One bank recently insisted that the tenant provide utility bills with their names on for the same reason but in her case the landlord charged money inclusive of bills, so that didn’t work for them either.
I can understand the lender’s caution about these things. The Act simply refers to tenants of defaulting mortgagors; it doesn’t give guidance on proof of their authenticity, so they rely on spurious evidence being supplied. I sometimes doubt the genuineness of some of the people who come to me for help myself.
But most of them are real tenants who have been ripped off by their landlords.
If negotiating alternatives to repossession are going to continue to be reduced then mortgage repossessions will rise considerably in 2012, even without a rise in mortgage interest rates. This will obviously see an increase in cases of tenants of defaulting mortgagors too.
Many tenants still don’t open letters addressed to “Any occupiers” so last minute scrambles to block possession for me are commonplace. Also, a tactic used by landlords who want to keep legal action under their hat, is to turn up regularly asking to collect their post, thus intercepting any warning letters and keep the rent coming in. You would be surprised at how many tenants are happy for this to go on. You would worry why the landlord hasn’t redirected his post wouldn’t you?

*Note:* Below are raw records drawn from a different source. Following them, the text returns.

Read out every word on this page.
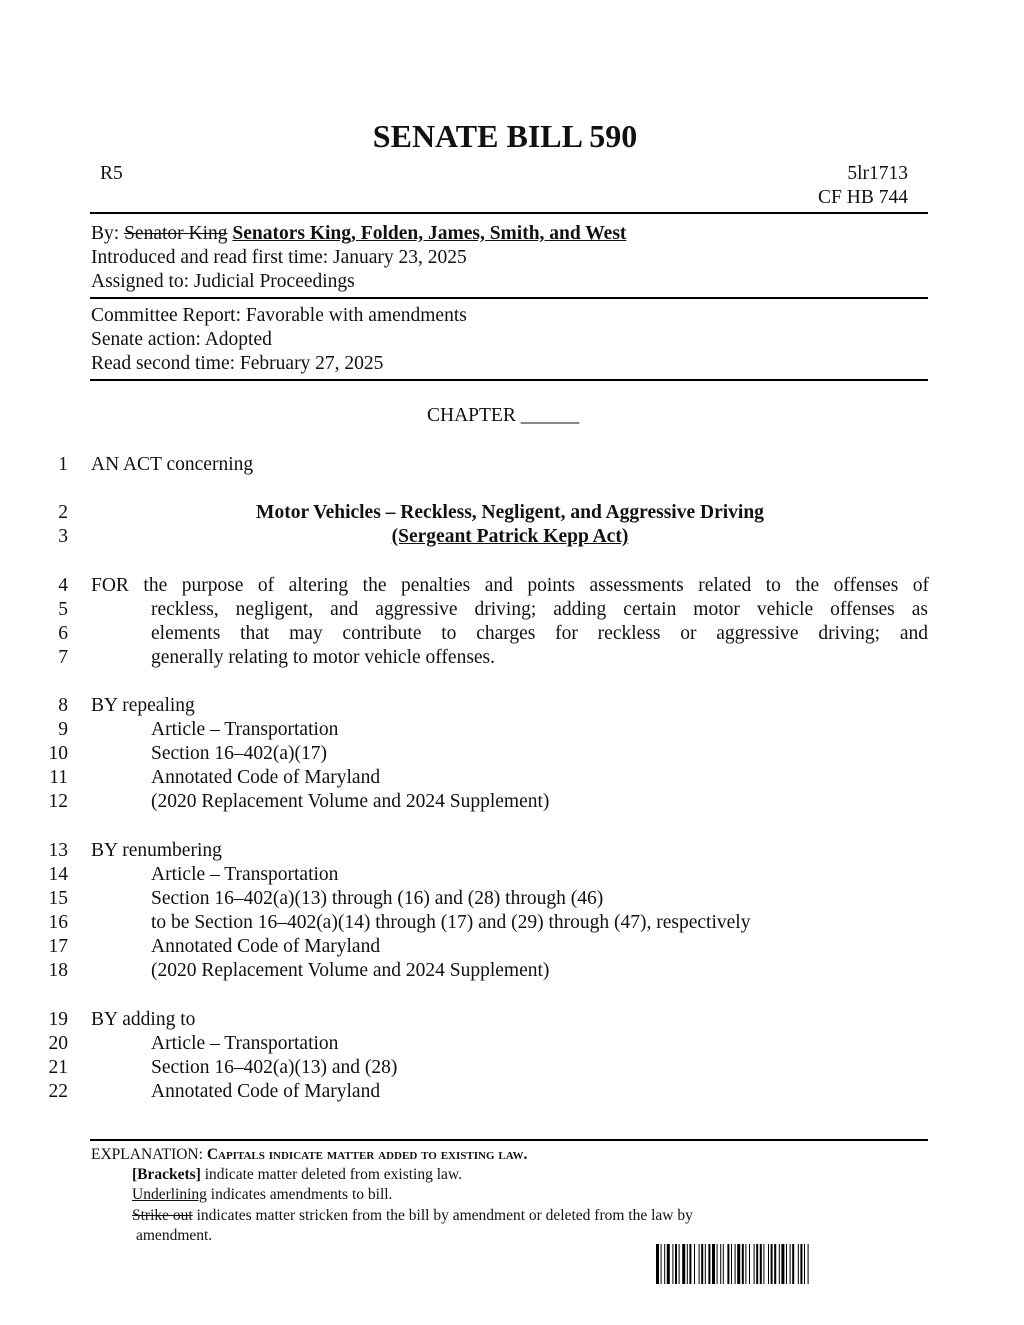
SENATE BILL 590
R5	5lr1713
CF HB 744
By: Senator King Senators King, Folden, James, Smith, and West
Introduced and read first time: January 23, 2025
Assigned to: Judicial Proceedings
Committee Report: Favorable with amendments
Senate action: Adopted
Read second time: February 27, 2025
CHAPTER ______
1 AN ACT concerning
2	Motor Vehicles – Reckless, Negligent, and Aggressive Driving
3	(Sergeant Patrick Kepp Act)
4 FOR the purpose of altering the penalties and points assessments related to the offenses of
5	reckless, negligent, and aggressive driving; adding certain motor vehicle offenses as
6	elements that may contribute to charges for reckless or aggressive driving; and
7	generally relating to motor vehicle offenses.
8 BY repealing
9	Article – Transportation
10	Section 16–402(a)(17)
11	Annotated Code of Maryland
12	(2020 Replacement Volume and 2024 Supplement)
13 BY renumbering
14	Article – Transportation
15	Section 16–402(a)(13) through (16) and (28) through (46)
16	to be Section 16–402(a)(14) through (17) and (29) through (47), respectively
17	Annotated Code of Maryland
18	(2020 Replacement Volume and 2024 Supplement)
19 BY adding to
20	Article – Transportation
21	Section 16–402(a)(13) and (28)
22	Annotated Code of Maryland
EXPLANATION: Capitals indicate matter added to existing law.
[Brackets] indicate matter deleted from existing law.
Underlining indicates amendments to bill.
Strike out indicates matter stricken from the bill by amendment or deleted from the law by
amendment.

Negotiating around mortgage repossessions has always been a tactical game, like housing chess. Lenders have always done it, people in my jobs always do it and since the introduction of the new Act borrowers and tenants, both real and imaginary are also doing it.
It’s a bit of a game really, the only losers being the banks. Altogether now……do we really care???????
Ben Reeve-Lewis has worked in Landlord-Tenant law since 1987. He operates variously as a Tenancy Relations Officer, a housing blogger, particularly on Tessa Shepperson’s Landlord Law Blog, a housing law trainer for the Chartered Institute of Housing and a broadcaster. In his time he has been a landlord, a tenant, a letting agent and a defender of mortgage repossession cases. There isn’t much left in housing for him to have had experience of.